With its closing in 1987, M. B. Johnson School of Nursing joins Gray Drug Stores and Top Value Stamps as local institutions shown on this page of the Journal that aren't around any more.

Friday, September 5, 2025

Protect the School Children – 1946

School's back in session so it's a good time to post a few vintage safety ads. 

Below is one of those full-page ads with sponsors that the Lorain Journal used to run around holidays. This one appeared on August 31, 1946. 

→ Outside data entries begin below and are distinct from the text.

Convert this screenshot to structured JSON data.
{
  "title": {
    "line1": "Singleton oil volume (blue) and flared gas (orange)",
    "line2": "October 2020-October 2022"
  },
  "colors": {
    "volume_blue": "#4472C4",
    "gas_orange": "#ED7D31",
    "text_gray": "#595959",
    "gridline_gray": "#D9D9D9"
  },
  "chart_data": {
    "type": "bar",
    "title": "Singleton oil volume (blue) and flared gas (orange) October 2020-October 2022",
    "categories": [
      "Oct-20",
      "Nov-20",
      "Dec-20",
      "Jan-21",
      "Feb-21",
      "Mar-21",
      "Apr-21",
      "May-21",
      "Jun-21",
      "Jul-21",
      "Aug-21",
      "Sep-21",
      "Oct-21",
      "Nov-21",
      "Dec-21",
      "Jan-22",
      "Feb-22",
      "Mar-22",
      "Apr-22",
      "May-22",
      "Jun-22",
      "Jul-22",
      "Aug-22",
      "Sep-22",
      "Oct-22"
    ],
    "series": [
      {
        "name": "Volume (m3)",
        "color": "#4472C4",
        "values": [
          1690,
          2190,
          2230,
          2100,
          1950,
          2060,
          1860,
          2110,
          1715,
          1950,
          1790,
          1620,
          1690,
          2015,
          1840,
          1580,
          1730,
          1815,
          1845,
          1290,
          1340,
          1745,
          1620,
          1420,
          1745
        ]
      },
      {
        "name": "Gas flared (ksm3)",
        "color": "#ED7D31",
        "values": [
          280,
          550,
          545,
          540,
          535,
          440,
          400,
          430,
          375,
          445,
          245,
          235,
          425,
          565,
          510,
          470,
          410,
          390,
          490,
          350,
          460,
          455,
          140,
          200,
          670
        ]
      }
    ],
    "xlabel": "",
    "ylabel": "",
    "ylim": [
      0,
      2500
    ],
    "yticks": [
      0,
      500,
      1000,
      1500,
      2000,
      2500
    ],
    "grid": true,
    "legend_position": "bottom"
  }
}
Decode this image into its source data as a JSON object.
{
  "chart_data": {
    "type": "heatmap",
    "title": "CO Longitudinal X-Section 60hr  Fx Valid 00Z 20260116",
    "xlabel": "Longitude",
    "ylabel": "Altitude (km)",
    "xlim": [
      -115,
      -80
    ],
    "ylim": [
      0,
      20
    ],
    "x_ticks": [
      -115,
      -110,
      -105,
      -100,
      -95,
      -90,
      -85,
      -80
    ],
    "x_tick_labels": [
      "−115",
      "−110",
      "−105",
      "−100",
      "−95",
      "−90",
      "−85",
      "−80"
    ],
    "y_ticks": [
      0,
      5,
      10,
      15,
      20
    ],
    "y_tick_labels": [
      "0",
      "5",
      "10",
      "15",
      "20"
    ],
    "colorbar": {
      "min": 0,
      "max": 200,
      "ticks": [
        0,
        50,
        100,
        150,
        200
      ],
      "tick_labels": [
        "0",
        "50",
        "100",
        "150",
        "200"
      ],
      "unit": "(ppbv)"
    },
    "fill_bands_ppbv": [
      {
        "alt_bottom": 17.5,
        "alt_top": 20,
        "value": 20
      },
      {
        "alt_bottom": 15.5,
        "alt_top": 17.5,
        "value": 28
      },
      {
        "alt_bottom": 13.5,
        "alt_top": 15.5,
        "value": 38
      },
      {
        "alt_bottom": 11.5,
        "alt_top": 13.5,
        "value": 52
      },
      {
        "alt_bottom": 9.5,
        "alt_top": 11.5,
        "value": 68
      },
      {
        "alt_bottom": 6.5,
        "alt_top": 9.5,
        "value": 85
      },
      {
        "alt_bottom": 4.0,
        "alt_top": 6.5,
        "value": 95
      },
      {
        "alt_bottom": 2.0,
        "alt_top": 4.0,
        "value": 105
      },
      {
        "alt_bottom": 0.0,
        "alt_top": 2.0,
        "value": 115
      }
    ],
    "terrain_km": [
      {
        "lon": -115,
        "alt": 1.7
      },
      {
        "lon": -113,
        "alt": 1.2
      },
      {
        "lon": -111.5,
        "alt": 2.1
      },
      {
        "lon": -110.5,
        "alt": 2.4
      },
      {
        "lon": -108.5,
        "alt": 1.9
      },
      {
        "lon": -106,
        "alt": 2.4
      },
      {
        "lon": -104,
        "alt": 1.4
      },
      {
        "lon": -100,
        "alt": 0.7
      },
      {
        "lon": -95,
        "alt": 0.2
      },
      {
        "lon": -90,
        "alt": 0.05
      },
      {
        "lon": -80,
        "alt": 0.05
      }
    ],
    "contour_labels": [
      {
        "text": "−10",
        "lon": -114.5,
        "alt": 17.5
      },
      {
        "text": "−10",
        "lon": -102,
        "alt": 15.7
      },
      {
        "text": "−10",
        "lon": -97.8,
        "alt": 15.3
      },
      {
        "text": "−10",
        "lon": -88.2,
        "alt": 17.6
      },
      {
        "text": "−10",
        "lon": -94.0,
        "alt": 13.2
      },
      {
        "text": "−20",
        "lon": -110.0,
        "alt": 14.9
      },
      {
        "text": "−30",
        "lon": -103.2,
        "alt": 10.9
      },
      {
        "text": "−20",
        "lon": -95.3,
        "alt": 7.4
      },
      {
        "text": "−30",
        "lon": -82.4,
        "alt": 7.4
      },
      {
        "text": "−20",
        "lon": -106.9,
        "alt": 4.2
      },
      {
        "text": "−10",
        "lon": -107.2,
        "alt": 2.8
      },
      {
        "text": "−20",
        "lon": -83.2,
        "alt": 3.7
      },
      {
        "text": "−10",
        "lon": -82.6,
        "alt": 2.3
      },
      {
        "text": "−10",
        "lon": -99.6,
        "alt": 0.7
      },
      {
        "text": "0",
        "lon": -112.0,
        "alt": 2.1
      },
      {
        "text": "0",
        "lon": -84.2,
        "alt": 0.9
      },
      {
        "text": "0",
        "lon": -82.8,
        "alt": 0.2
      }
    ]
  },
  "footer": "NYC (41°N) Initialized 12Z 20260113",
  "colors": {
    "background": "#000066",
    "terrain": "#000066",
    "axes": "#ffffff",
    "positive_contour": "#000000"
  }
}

It's pretty quaint, with well-dressed children walking to school and being protected by a friendly policeman. It reminds me of my old schoolbook On Cherry Street (which I wrote about here and here).

What's odd is that the ad only has four sponsors: three of them public utilities (gas, electric and telephone) and the other one Lake Erie Oil.

But while the ad is focused on keeping kids safe while they walk to school, another ad using the same illustration has a different message: keep the kids safe by making them ride the bus! Here's the ad for Employee Transit Lines that ran in the same edition of the Journal as the other ad.

Today, most kids ride the bus (assuming their school district has enough drivers). But I'm glad I lived in the era where, at least in Lorain, we could walk with our siblings and/or friends to a school that was strategically located only a few blocks away.

Never did see a policeman, though – just ornery patrol boys that were drunk (so to speak) with power and ready to run us in for jaywalking! Yes, it did happen.